Ich kann’s nicht mehr hören und lesen. Alle hacken auf Jürgen Klinsmann rum. Und haben scheinbar vergessen, dass Klinsmann sich damals bereit erklärt hatte das Ding zu übernehmen, als alle anderen bereits entnervt abgewunken hatten. Sogar eine Trainerfindungskommission hatte man eingesetzt.

Dann hat Klinsmann seine Bedingungen verhandelt und eine war eben: Er bleibt in den USA. Das scheint damals keinen gestört zu haben. Und eigentlich sollte man das Ganze auch eher als Zeichen der Flexibilität sehen. Videoconferencing kann er schließlich auch, wieso soll er immer kommen. Hier ist das Wetter sowieso Scheiße. Auch wenn die Deutschen gerne leiden und alle mitleiden sollen: Ich kann den Jürgen verstehen, dass er lieber in Kalifornien ist am wohlverdienten Wochenende. Und jetzt noch das mit dem Kahn. Also wirklich: Erst schreien alle, vor allem die Bayern, er solle jetzt endlich entscheiden, dann tut er ihnen den gefallen, und das ist dann auch wieder nicht recht – weil: Ja, er hat die falsche Entscheidung getroffen. Beim Fußball ist es eben wirklich so, dass alle Experten sind, vor allem die, die sich eben nicht der Verantwortung gestellt haben. Deshalb finde ich: Der Klinsi braucht Personality PR. Und die beginnen wir jetzt einfach mal mit der Herausarbeitung seiner wichtigsten positiven Merkmale:

Flexibel: Jürgen Klinsmann macht alles neu. Er lebt in den USA und arbeitet in Deutschland. Soviel Flexibilität würde ich mir von manchem wünschen, dann hätten wir weniger Probleme in diesem Land.

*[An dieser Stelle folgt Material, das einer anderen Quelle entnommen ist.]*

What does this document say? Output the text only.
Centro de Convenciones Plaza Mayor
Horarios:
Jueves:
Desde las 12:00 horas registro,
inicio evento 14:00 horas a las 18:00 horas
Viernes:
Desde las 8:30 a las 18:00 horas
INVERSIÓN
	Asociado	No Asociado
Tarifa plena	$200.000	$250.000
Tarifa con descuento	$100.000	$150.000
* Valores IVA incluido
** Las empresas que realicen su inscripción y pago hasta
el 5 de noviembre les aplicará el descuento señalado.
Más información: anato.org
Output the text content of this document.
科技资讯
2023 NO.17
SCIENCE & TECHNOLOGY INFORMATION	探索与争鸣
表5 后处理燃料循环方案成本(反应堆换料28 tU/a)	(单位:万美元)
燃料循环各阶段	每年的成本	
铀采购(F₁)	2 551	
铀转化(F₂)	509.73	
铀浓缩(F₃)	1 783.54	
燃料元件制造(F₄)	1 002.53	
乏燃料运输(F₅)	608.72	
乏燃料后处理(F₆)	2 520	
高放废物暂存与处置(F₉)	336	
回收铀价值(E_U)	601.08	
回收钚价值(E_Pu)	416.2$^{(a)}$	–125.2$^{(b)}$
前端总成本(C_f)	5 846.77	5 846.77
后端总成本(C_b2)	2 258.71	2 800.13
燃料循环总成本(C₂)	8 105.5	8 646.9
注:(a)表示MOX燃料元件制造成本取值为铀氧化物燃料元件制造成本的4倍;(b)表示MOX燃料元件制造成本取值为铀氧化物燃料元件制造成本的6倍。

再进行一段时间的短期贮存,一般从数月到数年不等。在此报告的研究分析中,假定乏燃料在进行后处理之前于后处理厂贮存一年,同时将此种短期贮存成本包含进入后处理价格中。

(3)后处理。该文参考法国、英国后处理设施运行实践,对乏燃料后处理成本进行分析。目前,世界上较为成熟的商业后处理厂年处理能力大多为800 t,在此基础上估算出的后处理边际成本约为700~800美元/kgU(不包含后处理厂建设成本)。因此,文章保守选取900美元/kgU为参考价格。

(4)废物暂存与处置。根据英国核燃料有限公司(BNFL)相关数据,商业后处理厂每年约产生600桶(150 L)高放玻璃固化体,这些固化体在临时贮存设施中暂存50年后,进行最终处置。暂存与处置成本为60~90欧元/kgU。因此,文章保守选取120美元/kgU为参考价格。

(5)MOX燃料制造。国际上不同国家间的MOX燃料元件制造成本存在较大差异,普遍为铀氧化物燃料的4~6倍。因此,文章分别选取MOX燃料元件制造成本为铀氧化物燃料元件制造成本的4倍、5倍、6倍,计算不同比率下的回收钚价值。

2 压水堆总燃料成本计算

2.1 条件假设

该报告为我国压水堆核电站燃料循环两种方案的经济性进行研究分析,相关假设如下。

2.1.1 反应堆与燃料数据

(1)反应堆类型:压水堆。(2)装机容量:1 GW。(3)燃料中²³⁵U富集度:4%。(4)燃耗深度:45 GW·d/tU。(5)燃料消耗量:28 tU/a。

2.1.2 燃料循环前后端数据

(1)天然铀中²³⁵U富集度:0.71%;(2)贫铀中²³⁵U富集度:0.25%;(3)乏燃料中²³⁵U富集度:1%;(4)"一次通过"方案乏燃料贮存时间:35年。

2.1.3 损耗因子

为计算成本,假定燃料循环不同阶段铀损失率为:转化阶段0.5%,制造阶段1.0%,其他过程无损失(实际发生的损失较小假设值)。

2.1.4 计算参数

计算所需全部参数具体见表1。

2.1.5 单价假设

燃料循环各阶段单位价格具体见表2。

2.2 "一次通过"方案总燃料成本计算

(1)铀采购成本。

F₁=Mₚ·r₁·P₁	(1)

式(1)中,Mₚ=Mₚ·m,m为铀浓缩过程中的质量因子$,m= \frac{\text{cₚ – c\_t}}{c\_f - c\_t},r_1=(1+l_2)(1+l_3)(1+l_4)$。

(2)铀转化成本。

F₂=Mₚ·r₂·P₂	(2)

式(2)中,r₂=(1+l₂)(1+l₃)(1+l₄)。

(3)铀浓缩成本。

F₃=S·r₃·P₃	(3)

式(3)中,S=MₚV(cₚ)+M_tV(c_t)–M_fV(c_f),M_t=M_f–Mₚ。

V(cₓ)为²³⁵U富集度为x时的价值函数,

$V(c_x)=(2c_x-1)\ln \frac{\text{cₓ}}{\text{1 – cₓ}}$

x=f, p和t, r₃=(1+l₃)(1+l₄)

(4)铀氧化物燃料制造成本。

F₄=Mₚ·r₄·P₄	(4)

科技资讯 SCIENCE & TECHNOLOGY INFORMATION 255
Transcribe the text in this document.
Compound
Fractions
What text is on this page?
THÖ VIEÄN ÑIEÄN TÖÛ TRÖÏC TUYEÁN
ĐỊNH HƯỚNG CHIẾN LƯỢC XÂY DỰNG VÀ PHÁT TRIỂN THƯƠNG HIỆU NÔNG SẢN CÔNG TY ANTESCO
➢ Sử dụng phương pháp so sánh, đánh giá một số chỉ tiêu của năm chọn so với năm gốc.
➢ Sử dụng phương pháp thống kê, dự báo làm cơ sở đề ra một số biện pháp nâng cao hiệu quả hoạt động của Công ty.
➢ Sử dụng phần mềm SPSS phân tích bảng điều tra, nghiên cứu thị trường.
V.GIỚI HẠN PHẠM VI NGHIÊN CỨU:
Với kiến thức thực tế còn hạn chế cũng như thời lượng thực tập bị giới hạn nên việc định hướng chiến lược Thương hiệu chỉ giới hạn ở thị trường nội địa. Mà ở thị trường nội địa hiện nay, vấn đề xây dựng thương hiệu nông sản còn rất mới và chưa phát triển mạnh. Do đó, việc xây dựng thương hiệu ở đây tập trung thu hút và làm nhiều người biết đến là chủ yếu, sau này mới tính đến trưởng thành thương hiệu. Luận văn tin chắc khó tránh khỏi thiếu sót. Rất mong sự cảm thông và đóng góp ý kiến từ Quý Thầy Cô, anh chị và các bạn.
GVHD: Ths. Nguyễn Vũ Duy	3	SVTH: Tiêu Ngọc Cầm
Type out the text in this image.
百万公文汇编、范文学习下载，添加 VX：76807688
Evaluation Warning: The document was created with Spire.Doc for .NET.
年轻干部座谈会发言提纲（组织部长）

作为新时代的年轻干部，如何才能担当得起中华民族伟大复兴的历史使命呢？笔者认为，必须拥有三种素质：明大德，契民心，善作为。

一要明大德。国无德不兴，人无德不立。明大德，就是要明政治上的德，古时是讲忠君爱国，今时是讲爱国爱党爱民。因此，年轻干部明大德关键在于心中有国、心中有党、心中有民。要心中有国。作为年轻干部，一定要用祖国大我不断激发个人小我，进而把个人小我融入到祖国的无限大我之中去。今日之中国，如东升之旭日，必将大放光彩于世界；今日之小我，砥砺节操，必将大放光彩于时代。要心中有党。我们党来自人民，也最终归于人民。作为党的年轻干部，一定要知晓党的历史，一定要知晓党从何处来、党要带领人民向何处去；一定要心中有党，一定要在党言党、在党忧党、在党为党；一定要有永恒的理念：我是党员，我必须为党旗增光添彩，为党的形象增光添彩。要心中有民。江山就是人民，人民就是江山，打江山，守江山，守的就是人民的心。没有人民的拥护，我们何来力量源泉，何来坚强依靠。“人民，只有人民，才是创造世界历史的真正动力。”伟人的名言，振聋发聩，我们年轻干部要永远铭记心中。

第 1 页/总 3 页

Offen: Jürgen Klinsmann lässt auch mal andere was sagen. So wollte er einen ehemaligen Hockeytrainer mit ins Boot beim DFB holen. Warum auch nicht. Ist doch auch ein Ballsport.

Innovativ: Der Jürgen ist ein klassischer Early Adopter. Videonconferencing? Her damit! Das macht ihm so schnell keiner nach. Mehr Poweruser dieser Art könnte die Industrie wirklich gebrauchen.

Hart im nehmen: Ganz ehrlich: Ich würde nicht einmal die Woche von den USA hin- und herfliegen wollen. Das fände ich schon echt hart. Nicht so der Jürgen.

Und beim nächsten mal geht es dann ums Agenda Setting vom Jürgen.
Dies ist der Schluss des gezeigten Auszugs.